In the comic book series, V abandons Evey after he kills Lilliman; in the film, she runs away from V after attempting to betray him to Lilliman, then goes to Gordon Deitrich for protection. Evey does form a relationship with Dietrich, but the two do not become lovers, as he is homosexual. (Deitrich's arranged liaisons with female co-workers are a ruse to deflect suspicions about his sexual orientation, since homosexuality is illegal.) Soon after, however Deitrich is arrested and mercilessly beaten by Party Leader Peter Creedy as the Fingermen raid Deitrich's home as part of official revenge for Dietrich having satirised the Chancellor on television. V gets to Evey before Creedy does and captures her himself, though she is led to believe she's in the hands of the Fingermen. The ensuing sequences involving the torture Evey undergoes, the inspiration she finds in Valerie's letters, with her character's transformation, are all taken from the graphic novel.
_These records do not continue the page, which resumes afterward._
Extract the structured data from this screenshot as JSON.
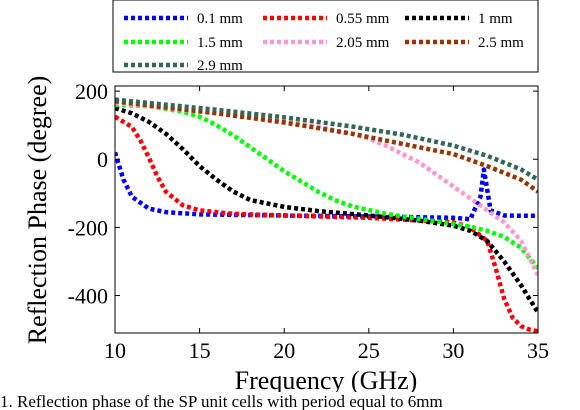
{
  "caption": "1. Reflection phase of the SP unit cells with period equal to 6mm",
  "chart_data": {
    "type": "line",
    "title": "",
    "xlabel": "Frequency (GHz)",
    "ylabel": "Reflection Phase (degree)",
    "xlim": [
      10,
      35
    ],
    "ylim": [
      -510,
      215
    ],
    "xticks": [
      "10",
      "15",
      "20",
      "25",
      "30",
      "35"
    ],
    "yticks": [
      "200",
      "0",
      "-200",
      "-400"
    ],
    "grid": false,
    "legend_position": "top",
    "series": [
      {
        "name": "0.1 mm",
        "color": "#0000ff",
        "x": [
          10,
          10.5,
          11,
          12,
          13,
          15,
          20,
          25,
          30,
          31,
          31.6,
          31.8,
          32.2,
          33,
          34,
          35
        ],
        "y": [
          20,
          -60,
          -110,
          -145,
          -155,
          -162,
          -165,
          -168,
          -172,
          -176,
          -110,
          -30,
          -150,
          -165,
          -166,
          -166
        ]
      },
      {
        "name": "0.55 mm",
        "color": "#ff0000",
        "x": [
          10,
          11,
          11.5,
          12,
          12.5,
          13,
          14,
          15,
          17,
          20,
          25,
          30,
          31,
          32,
          32.5,
          33,
          33.5,
          34,
          34.5,
          35
        ],
        "y": [
          125,
          95,
          55,
          5,
          -50,
          -95,
          -135,
          -150,
          -160,
          -165,
          -172,
          -185,
          -200,
          -240,
          -320,
          -410,
          -465,
          -490,
          -500,
          -505
        ]
      },
      {
        "name": "1 mm",
        "color": "#000000",
        "x": [
          10,
          11,
          12,
          13,
          14,
          15,
          16,
          17,
          18,
          20,
          22,
          25,
          28,
          30,
          31,
          32,
          33,
          34,
          35
        ],
        "y": [
          150,
          135,
          110,
          75,
          30,
          -20,
          -60,
          -95,
          -120,
          -140,
          -152,
          -165,
          -180,
          -195,
          -210,
          -240,
          -300,
          -370,
          -450
        ]
      },
      {
        "name": "1.5 mm",
        "color": "#00ff00",
        "x": [
          10,
          12,
          14,
          15,
          16,
          17,
          18,
          19,
          20,
          21,
          22,
          23,
          24,
          26,
          28,
          30,
          31,
          32,
          33,
          34,
          35
        ],
        "y": [
          160,
          155,
          140,
          125,
          100,
          70,
          35,
          0,
          -35,
          -65,
          -95,
          -120,
          -138,
          -160,
          -175,
          -190,
          -198,
          -210,
          -228,
          -260,
          -320
        ]
      },
      {
        "name": "2.05 mm",
        "color": "#ff99cc",
        "x": [
          10,
          12,
          14,
          16,
          18,
          20,
          22,
          24,
          25,
          26,
          27,
          28,
          29,
          30,
          31,
          32,
          33,
          34,
          35
        ],
        "y": [
          165,
          155,
          145,
          135,
          125,
          110,
          95,
          75,
          60,
          40,
          15,
          -10,
          -45,
          -80,
          -115,
          -150,
          -185,
          -240,
          -340
        ]
      },
      {
        "name": "2.5 mm",
        "color": "#993300",
        "x": [
          10,
          13,
          16,
          20,
          24,
          27,
          30,
          32,
          34,
          35
        ],
        "y": [
          170,
          152,
          135,
          108,
          75,
          45,
          15,
          -20,
          -60,
          -95
        ]
      },
      {
        "name": "2.9 mm",
        "color": "#336655",
        "x": [
          10,
          13,
          16,
          20,
          24,
          27,
          30,
          32,
          34,
          35
        ],
        "y": [
          175,
          160,
          145,
          123,
          96,
          72,
          40,
          10,
          -30,
          -60
        ]
      }
    ]
  }
}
Unlike in the graphic novel, Evey does not personally take up the mantle of V after his death, but she does grant him his final wish and give him a Viking funeral in a train car filled with explosives. Unlike the graphic novel, London's chief of police, Inspector Eric Finch, discovers her. Also, unlike the comic book series, Creedy and his men have already mortally wounded V, thus he is dead by the time Finch finds them. Finch, who secretly sympathizes with V's cause, lets her pull the lever to release the explosive-laden Underground train. Evey and Finch then watch as Parliament is destroyed by V's funeral car, ending Norsefire's oppressive reign over England.

During the scene where Eric Finch tells his partner Dominic Stone about his visit to Larkhill - and his feelings about the chain of events of everything that had happened and everything that was going to happen - a very short shot of Evey Hammond can be seen. She wears a turquoise dress while tending to a bouquet of Scarlet Carsons and then turns away: the reflection in a mirror behind her sharpens, revealing either Eric Finch or Dominic Stone sipping a drink while in a chair. This seems to suggest the two end up in a relationship after the film concludes as, unlike the shots of other events, this does not occur in the movie itself.

===Natalie Portman===
Evey is portrayed in the film by Natalie Portman. Portman first met director James McTeigue while filming Star Wars: Episode II – Attack of the Clones: he was working as assistant director. She allegedly beat several other notable actresses to get the part. It was announced in early January 2005 that Portman was cast in the film. During production, she took voice coaching lessons from Barbara Berkery to perfect an English accent, working with her every day for a month before filming began.
Her head was shaved in a single take.